Six human rights activists, including the local director of Amnesty International, were jailed by a Turkish court on Tuesday for allegedly aiding an armed terror group—a common charge brought against dissidents in Turkey, where the government has instated a nationwide crackdown following a failed coup attempt last year. Earlier this month, ten activists, including the six prisoners, were forcibly removed from a digital security workshop and detained across various police stations in Istanbul. The remaining four activists—who hail from the Citizen’s Assembly, Women’s Coalition, Equal Rights Watch Association, and Rights Initiative—have been released on bail, though they still await a trial and are forbidden from traveling abroad.

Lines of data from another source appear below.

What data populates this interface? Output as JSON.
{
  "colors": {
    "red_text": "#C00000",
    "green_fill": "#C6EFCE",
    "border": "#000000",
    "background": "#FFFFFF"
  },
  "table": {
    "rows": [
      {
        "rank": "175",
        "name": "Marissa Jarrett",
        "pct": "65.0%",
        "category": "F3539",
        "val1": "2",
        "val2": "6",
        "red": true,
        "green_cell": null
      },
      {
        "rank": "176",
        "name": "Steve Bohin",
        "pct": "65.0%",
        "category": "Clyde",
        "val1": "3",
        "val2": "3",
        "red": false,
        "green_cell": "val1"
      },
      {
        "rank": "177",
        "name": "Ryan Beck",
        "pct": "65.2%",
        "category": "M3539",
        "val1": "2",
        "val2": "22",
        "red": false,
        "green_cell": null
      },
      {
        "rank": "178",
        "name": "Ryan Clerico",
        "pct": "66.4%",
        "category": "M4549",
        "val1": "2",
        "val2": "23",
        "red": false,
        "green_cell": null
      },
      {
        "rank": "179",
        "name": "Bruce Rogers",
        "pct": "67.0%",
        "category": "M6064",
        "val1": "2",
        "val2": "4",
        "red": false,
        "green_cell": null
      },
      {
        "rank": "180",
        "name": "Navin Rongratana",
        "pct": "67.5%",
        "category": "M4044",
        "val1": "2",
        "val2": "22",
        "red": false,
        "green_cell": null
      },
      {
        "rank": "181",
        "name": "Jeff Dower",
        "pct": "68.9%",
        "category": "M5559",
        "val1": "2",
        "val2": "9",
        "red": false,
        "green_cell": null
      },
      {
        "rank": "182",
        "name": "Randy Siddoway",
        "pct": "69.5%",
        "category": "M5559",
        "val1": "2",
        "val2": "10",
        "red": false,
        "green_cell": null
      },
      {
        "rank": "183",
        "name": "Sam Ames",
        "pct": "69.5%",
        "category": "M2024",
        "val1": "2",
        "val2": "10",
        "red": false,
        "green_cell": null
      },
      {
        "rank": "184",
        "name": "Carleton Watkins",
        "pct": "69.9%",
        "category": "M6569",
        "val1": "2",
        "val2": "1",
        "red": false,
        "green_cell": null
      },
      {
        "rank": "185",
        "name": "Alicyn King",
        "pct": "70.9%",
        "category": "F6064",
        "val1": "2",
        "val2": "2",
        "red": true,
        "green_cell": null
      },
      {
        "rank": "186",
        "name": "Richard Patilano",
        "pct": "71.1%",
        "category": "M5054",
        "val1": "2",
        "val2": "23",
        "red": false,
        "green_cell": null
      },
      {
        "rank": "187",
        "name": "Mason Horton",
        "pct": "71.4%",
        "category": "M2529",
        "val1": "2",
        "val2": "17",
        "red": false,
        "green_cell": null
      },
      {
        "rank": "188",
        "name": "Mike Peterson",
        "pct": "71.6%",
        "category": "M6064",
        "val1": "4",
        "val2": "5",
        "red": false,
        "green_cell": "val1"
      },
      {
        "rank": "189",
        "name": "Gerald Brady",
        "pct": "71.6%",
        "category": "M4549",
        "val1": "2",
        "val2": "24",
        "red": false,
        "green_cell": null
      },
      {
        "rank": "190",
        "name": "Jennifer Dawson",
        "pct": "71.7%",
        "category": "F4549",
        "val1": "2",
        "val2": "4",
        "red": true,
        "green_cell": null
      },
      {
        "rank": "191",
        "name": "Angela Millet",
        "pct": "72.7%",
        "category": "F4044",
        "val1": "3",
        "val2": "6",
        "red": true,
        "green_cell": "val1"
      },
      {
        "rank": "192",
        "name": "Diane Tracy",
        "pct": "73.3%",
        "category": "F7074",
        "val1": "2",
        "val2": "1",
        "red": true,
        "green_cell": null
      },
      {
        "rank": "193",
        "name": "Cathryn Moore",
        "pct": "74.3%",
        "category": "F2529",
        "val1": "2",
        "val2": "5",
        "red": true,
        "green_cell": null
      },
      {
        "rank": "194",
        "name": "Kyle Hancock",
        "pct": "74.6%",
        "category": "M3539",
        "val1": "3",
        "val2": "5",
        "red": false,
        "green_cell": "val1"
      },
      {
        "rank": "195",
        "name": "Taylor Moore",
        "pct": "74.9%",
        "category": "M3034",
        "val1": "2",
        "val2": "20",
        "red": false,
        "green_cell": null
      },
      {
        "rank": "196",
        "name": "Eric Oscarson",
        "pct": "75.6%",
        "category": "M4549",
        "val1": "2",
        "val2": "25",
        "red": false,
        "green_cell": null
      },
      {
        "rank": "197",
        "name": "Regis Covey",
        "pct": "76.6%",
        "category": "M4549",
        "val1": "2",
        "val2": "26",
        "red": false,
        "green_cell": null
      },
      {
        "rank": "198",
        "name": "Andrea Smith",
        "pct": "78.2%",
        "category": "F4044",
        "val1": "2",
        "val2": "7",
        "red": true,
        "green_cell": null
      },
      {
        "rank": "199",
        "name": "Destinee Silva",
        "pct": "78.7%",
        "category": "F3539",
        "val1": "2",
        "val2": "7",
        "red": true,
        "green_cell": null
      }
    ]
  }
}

Citing information from Amnesty International, The Guardian reports that it could take four to six months for the prisoners to receive a judicial hearing, and another six to 12 months for their trials to take place. Meanwhile, Turkey’s opposition party has expressed doubts over whether the activists will receive a fair trial. Recent estimates suggest that around one-third of Turkey’s 12,000 judges and prosecutors have been dismissed from their posts during the nation’s post-coup crackdown. The head of Turkey’s judges’ union, Mustafa Karadag, further claims that the government has re-staffed these positions with its own loyalists.
“Today’s decision shows that truth and justice have become total strangers in Turkey,” the secretary general of Amnesty International, Salil Shetty, said following the arrests. “This is not a legitimate prosecution,” he added. “This is a politically motivated persecution that charts a frightening future for rights in Turkey.” In a statement released Tuesday, Amnesty called the accusations of terrorist affiliations “bizarre.” The organization added that its Turkey director, Idil Eser, is accused of having ties to “three unrelated and opposing” terrorist organizations. According to the group’s latest statement, the Turkish court cited two Amnesty International campaigns as grounds for Eser’s arrest. One of the reports, they said, was issued before Eser joined Amnesty, while neither of them were authored by Amnesty’s Turkey division.
The statement added that one of the activists released on bail—İlknur Üstün of the Women’s Coalition—was accused of requesting funds from “an embassy” to support a project on gender equality. Reuters reports that the prisoners have also been suspected having ties to the Muslim preacher Fethullah Gulen, whom the government accuses of instigating the failed coup. The vague nature of these charges makes it unlikely that the activists will be able to challenge their sentences while awaiting trial. Instead, their early release may depend on international pressure. While many western governments, including Britain and the U.S., have called for the prisoners’ release, it is unclear whether they will take any concrete action against the Turkish government—often seen as a strategic ally in the Syrian conflict and fight against ISIS.
“Too many Western governments have been locked in a fatal embrace with the Turkish government at the moment it slides into an authoritarian direction,” said John Dalhuisen, Amnesty International’s director of Europe and Central Asia, at a Tuesday press conference. “Everyone knows this is happening in Turkey, and it needs to be said. These arrests represent a red line, and must be the moment when the terms of engagement with Turkey are reset.” Dalhuisen’s words echoed a similar call from Amnesty International for “leaders around the world [to] stop biting their tongues and acting as if they can continue business as usual.”
On Tuesday, German Chancellor Angela Merkel expressed solidarity with the prisoners, and particularly with German national Peter Steudtner. “The German government will do all it can, on all levels, to secure his release,” Merkel said, provoking the nation’s already strained relations with Turkey. Earlier this year, a Turkish court formally arrested Deniz Yücel, a German newspaper correspondent who was charged with inciting hatred and spreading propaganda on behalf of a terrorist organization. At the time, Merkel described the arrest—widely seen as an effort to intimidate foreign journalists—as “bitter and disappointing.”